À l’approche du scrutin municipal prévu pour le 17 juillet, l’Union des Forces de Changement (UFC) affine sa stratégie et affirme son engagement pour une alternance par les urnes. Le parti dirigé par Gilchrist Olympio entre en campagne avec des ambitions claires, malgré une présence limitée sur le territoire.
Dimanche, la formation politique a annoncé son déploiement dans 36 des 117 communes. Un positionnement volontairement sélectif, mais pensé pour optimiser ses chances dans des zones ciblées. En 2019, l’UFC avait décroché 41 sièges sur les 1 527 à pourvoir. Cette année, le parti espère inverser la tendance.
Pour les responsables de l’UFC, ces élections locales représentent bien plus qu’un simple enjeu de gouvernance municipale. Le vice-président du parti, Senanu Kokou Alipui, y voit un levier pour enclencher une dynamique de changement par la voie démocratique. « L’alternance se construit dans les urnes.

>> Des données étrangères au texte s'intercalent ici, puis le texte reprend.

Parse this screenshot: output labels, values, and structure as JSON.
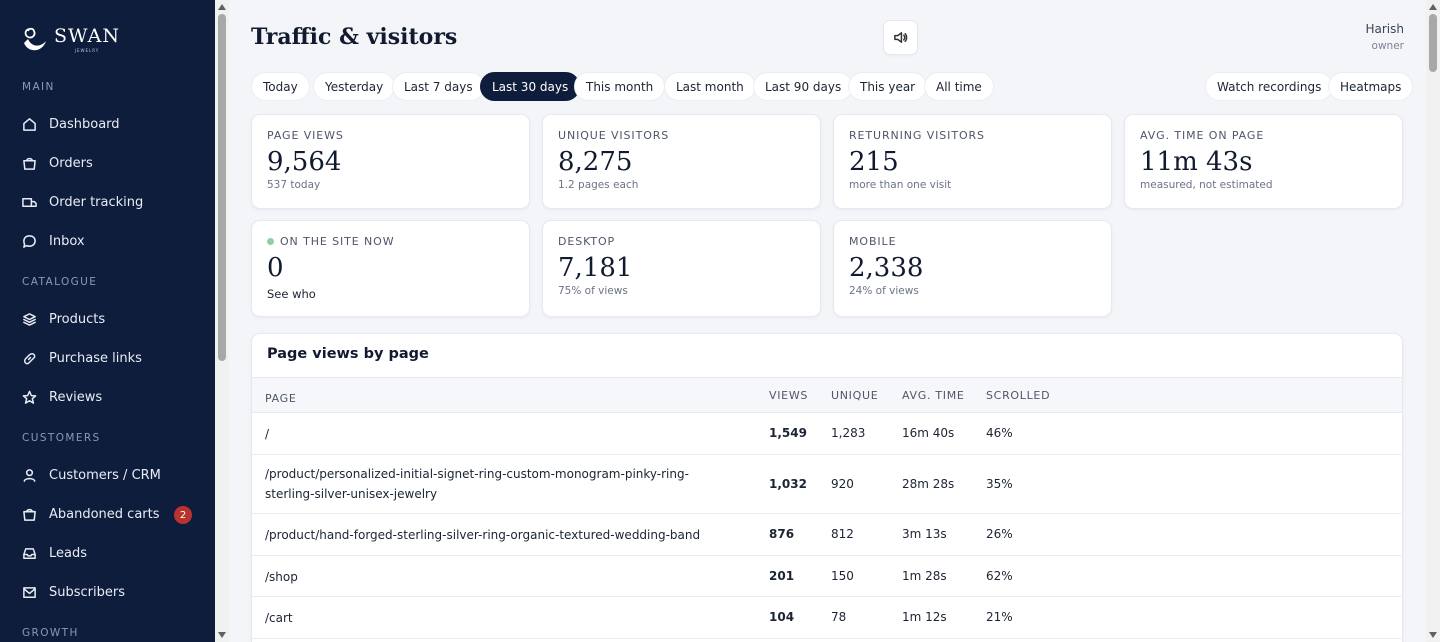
{
  "brand": {
    "name": "SWAN",
    "sub": "JEWELRY"
  },
  "sidebar": {
    "sections": [
      {
        "title": "MAIN",
        "items": [
          {
            "label": "Dashboard",
            "icon": "home-icon"
          },
          {
            "label": "Orders",
            "icon": "bag-icon"
          },
          {
            "label": "Order tracking",
            "icon": "truck-icon"
          },
          {
            "label": "Inbox",
            "icon": "chat-icon"
          }
        ]
      },
      {
        "title": "CATALOGUE",
        "items": [
          {
            "label": "Products",
            "icon": "layers-icon"
          },
          {
            "label": "Purchase links",
            "icon": "link-icon"
          },
          {
            "label": "Reviews",
            "icon": "star-icon"
          }
        ]
      },
      {
        "title": "CUSTOMERS",
        "items": [
          {
            "label": "Customers / CRM",
            "icon": "user-icon"
          },
          {
            "label": "Abandoned carts",
            "icon": "cart-icon",
            "badge": "2"
          },
          {
            "label": "Leads",
            "icon": "inbox-icon"
          },
          {
            "label": "Subscribers",
            "icon": "mail-icon"
          }
        ]
      },
      {
        "title": "GROWTH",
        "items": []
      }
    ]
  },
  "header": {
    "title": "Traffic & visitors",
    "sound_icon": "speaker-icon",
    "user_name": "Harish",
    "user_role": "owner"
  },
  "ranges": [
    "Today",
    "Yesterday",
    "Last 7 days",
    "Last 30 days",
    "This month",
    "Last month",
    "Last 90 days",
    "This year",
    "All time"
  ],
  "active_range": "Last 30 days",
  "actions": [
    "Watch recordings",
    "Heatmaps"
  ],
  "stats": {
    "page_views": {
      "label": "PAGE VIEWS",
      "value": "9,564",
      "sub": "537 today"
    },
    "unique_visitors": {
      "label": "UNIQUE VISITORS",
      "value": "8,275",
      "sub": "1.2 pages each"
    },
    "returning_visitors": {
      "label": "RETURNING VISITORS",
      "value": "215",
      "sub": "more than one visit"
    },
    "avg_time": {
      "label": "AVG. TIME ON PAGE",
      "value": "11m 43s",
      "sub": "measured, not estimated"
    },
    "on_site": {
      "label": "ON THE SITE NOW",
      "value": "0",
      "link": "See who"
    },
    "desktop": {
      "label": "DESKTOP",
      "value": "7,181",
      "sub": "75% of views"
    },
    "mobile": {
      "label": "MOBILE",
      "value": "2,338",
      "sub": "24% of views"
    }
  },
  "table": {
    "title": "Page views by page",
    "headers": {
      "page": "PAGE",
      "views": "VIEWS",
      "unique": "UNIQUE",
      "avg": "AVG. TIME",
      "scrolled": "SCROLLED"
    },
    "rows": [
      {
        "page": "/",
        "views": "1,549",
        "unique": "1,283",
        "avg": "16m 40s",
        "scrolled": "46%"
      },
      {
        "page": "/product/personalized-initial-signet-ring-custom-monogram-pinky-ring-sterling-silver-unisex-jewelry",
        "views": "1,032",
        "unique": "920",
        "avg": "28m 28s",
        "scrolled": "35%"
      },
      {
        "page": "/product/hand-forged-sterling-silver-ring-organic-textured-wedding-band",
        "views": "876",
        "unique": "812",
        "avg": "3m 13s",
        "scrolled": "26%"
      },
      {
        "page": "/shop",
        "views": "201",
        "unique": "150",
        "avg": "1m 28s",
        "scrolled": "62%"
      },
      {
        "page": "/cart",
        "views": "104",
        "unique": "78",
        "avg": "1m 12s",
        "scrolled": "21%"
      }
    ]
  },
  "colors": {
    "sidebar_bg": "#0f1d3d",
    "active_pill": "#0f1d3d",
    "badge": "#b8322e",
    "live_dot": "#8fcfa6"
  }
}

Même sans tout gagner, chaque siège conquis est une avancée », a-t-il affirmé.
Le parti souhaite ainsi redonner un souffle à l’opposition togolaise, en misant sur une participation électorale assumée, loin des appels au boycott. Il espère également renforcer son ancrage local, en capitalisant sur des équipes de terrain renouvelées et plus proches des préoccupations citoyennes.
Dans un paysage politique encore marqué par la domination du pouvoir en place, l’UFC joue la carte de la résilience électorale et du réalisme stratégique. Une campagne qui, au-delà des résultats, vise à réaffirmer sa place dans le débat public et à préparer les fondations d’une alternance pacifique.